Gleiches konnte man bei einer Studie über die Klimaschädlichkeit von Erdgas beobachten, über die der Spiegel berichtet hat. Die Studie war von einer Lobbyorganisation in Auftrag gegeben worden, die von Firmen der regenerativen Energien bezahlt wird. Und die Studie war eine Frechheit für jeden, der sie gelesen hat: Auf nur fünf Seiten und mit vier Quellen kam die Studie zu dem von den Lobbyisten gewünschten Ergebnis. Das ist nicht nur unwissenschaftlich, das ist auch noch unseriös, aber der Spiegel hat trotzdem über die „Studie“ und ihrer „wichtigen Ergebnisse“ berichtet.

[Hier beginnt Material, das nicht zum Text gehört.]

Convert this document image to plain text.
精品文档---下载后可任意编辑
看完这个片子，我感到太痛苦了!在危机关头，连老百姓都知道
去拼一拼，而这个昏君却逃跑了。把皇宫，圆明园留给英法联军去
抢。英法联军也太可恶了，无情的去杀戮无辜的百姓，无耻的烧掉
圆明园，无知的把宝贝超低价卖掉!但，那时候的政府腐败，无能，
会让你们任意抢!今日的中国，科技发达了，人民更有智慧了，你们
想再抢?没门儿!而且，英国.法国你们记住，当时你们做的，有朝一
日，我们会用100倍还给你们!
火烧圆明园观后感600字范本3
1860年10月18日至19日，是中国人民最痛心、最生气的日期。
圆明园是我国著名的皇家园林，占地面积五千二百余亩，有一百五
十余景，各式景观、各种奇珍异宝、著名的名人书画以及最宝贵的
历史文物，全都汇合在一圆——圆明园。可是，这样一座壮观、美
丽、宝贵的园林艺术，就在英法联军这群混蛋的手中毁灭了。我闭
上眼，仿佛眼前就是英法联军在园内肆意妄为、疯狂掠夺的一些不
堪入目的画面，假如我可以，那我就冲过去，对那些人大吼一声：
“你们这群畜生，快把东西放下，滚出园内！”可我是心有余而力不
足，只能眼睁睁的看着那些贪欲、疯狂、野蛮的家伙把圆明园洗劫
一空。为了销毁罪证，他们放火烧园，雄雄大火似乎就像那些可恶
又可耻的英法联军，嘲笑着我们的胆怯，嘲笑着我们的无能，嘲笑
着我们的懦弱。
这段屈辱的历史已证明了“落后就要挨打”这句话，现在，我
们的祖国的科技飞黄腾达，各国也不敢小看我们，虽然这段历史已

Die Liste der Beispiele ist also lang und bestätigt, dass der Spiegel gerne als Lobbyisten-Unterstützer auftritt, wenn er über Studien berichtet.
Heute also ging es im Spiegel um eine Studie der UNO über Migranten aus Afrika. Da der Spiegel uns ja immer erklären will, wie gut Migration aus Afrika für Deutschland ist und dass die Migranten gebildete Menschen mit guten Chancen auf Integration sind, gab die Überschrift schon die gewünschte Richtung vor: „Migration nach Europa – Afrikas Beste kommen“
Für die Studie wurden nur Migranten befragt, die nicht aus Kriegsgebieten gekommen sind. Es geht also um reine Wirtschaftsflüchtlinge, die nach den internationalen Regeln zum Schutz von Flüchtlingen gar keine Flüchtlinge sind, weil sie nicht verfolgt wurden oder vor Kriegen geflohen sind.
Man muss festhalten, dass der Autor des Artikels die Studie durchaus gelesen hat, aber er hat einfach das weggelassen, was nicht in sein Bild passt. Der Leser lernt im Spiegel:
„Zudem sind die Einwanderer besser gebildet als der Bevölkerungsdurchschnitt in ihren Heimatländern: 58 Prozent gingen in ihrer Heimat einer regelmäßigen Arbeit nach oder waren in einer Schulausbildung, ehe sie aufbrachen. Und ihr Verdienst war höher als im Landesdurchschnitt: Sie verdienten deutlich mehr – und zwar um 60 Prozent mehr – als ihre Mitbürger im Herkunftsland, waren also vergleichsweise gut situiert. (…) Aus all dem leiten die Forscher einen – auch an anderer Stelle gut dokumentierten – Schluss ab: Migration ist ein Schritt, der erst durch eine ökonomische oder gesellschaftliche Verbesserung möglich wird. Steigt der Wohlstand, kommen die Menschen erst auf die Idee und erhalten die Möglichkeit, sich auf die Reise zu machen. Bildung und Arbeit, beides war bei einem großen Teil der befragten Migranten, die Europas Zäune überwunden haben, eigentlich vorhanden.“
Das alles müssen wir mal auseinandernehmen.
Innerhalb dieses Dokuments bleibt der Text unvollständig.